Generalization analyses show that introducing diffusion-restored synthetic data (SYN*) considerably boosts the performance of a range of long-tailed learning and anomaly detection baselines. Sensitivity improvements of nearly 40% and F1 increases of 37% are observed for standard cross-entropy-trained detectors.

Qualitative and Distributional Analyses

Energy score visualizations during training illustrate that EAS gradually sharpens the abnormal–normal class boundary, even under extreme imbalance. By the end of training, clear separation is consistently achieved for all data partitions.

Figure 5: Evolution of energy score distributions, revealing the network's increasing capacity to distinguish between normal and synthetic/real anomalous data.

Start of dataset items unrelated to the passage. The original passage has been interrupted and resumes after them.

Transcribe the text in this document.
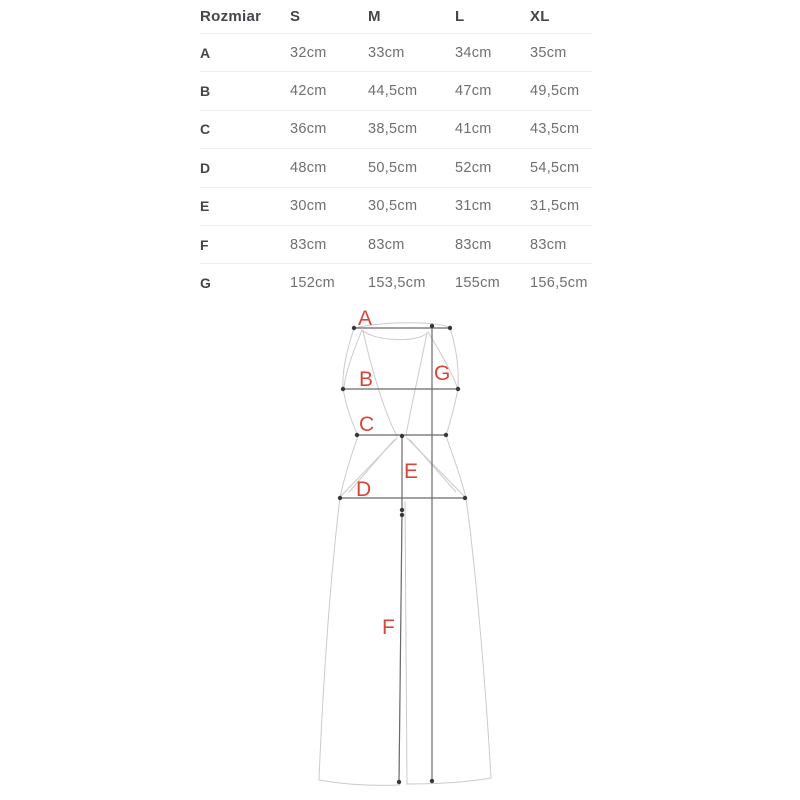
Rozmiar	S	M	L	XL
A	32cm	33cm	34cm	35cm
B	42cm	44,5cm	47cm	49,5cm
C	36cm	38,5cm	41cm	43,5cm
D	48cm	50,5cm	52cm	54,5cm
E	30cm	30,5cm	31cm	31,5cm
F	83cm	83cm	83cm	83cm
G	152cm	153,5cm	155cm	156,5cm
A
B
C
D
E
F
G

Diffusion-based restoration is quantitatively validated with both fidelity (PSNR/SSIM) and distributional alignment (KID) to normal and abnormal chromosome manifolds. The resulting synthetic images are frequently labeled as real by both domain experts and non-experts in blinded user studies, confirming the visual and structural realism of the generative process.

Practical and Theoretical Implications

The P&R framework provides a generalizable, annotation-efficient architectural paradigm for rare event modeling in clinical imaging domains characterized by high intra-class diversity and sparse anomaly labels. It demonstrates that simulation-guided augmentation, when regularized by explicit energy-driven alignment, can induce robust anomaly detection models even at imbalance ratios exceeding 200:1. Integrating prior domain knowledge with SDE-based diffusion decouples synthetic data quality from annotation bottlenecks, while dynamic fitness screening (EAS) ensures continued sample utility throughout training.

Practically, P&R enables automated karyotyping and cytogenetic analysis systems to generalize beyond common abnormalities, facilitating improved diagnostics and potentially enabling rare disease discovery from limited cohorts. Theoretically, these results suggest that label-free perturbation–restoration and energy-aligned sampling comprise a potent approach for general imbalanced anomaly detection, particularly where label scarcity precludes conventional generative or discriminative schemes.

Future Directions

Potential extensions include more refined integration of biological priors—such as chromosome-specific abnormality frequencies, spatial constraints, or disease semantics—into the perturbation simulation phase. Incorporation of multi-modal data (e.g., FISH or sequence-based features) may further expand model capability. The general paradigm can be adapted to other rare abnormality detection problems in medical imaging, genomics, and industrial inspection, especially where structurally coherent synthetic augmentation is essential for model generalization.

Conclusion

The Perturb-and-Restore framework constitutes a significant advancement for imbalanced structural anomaly detection in cytogenetics. By fusing explicit simulation of abnormality with diffusion-driven restoration and energy-guided adaptive sample selection, it establishes a template for robust, label-efficient learning under extreme class imbalance. The methodology is generalizable and offers a foundation for further AI-driven innovations in clinical genomics and rare disease detection.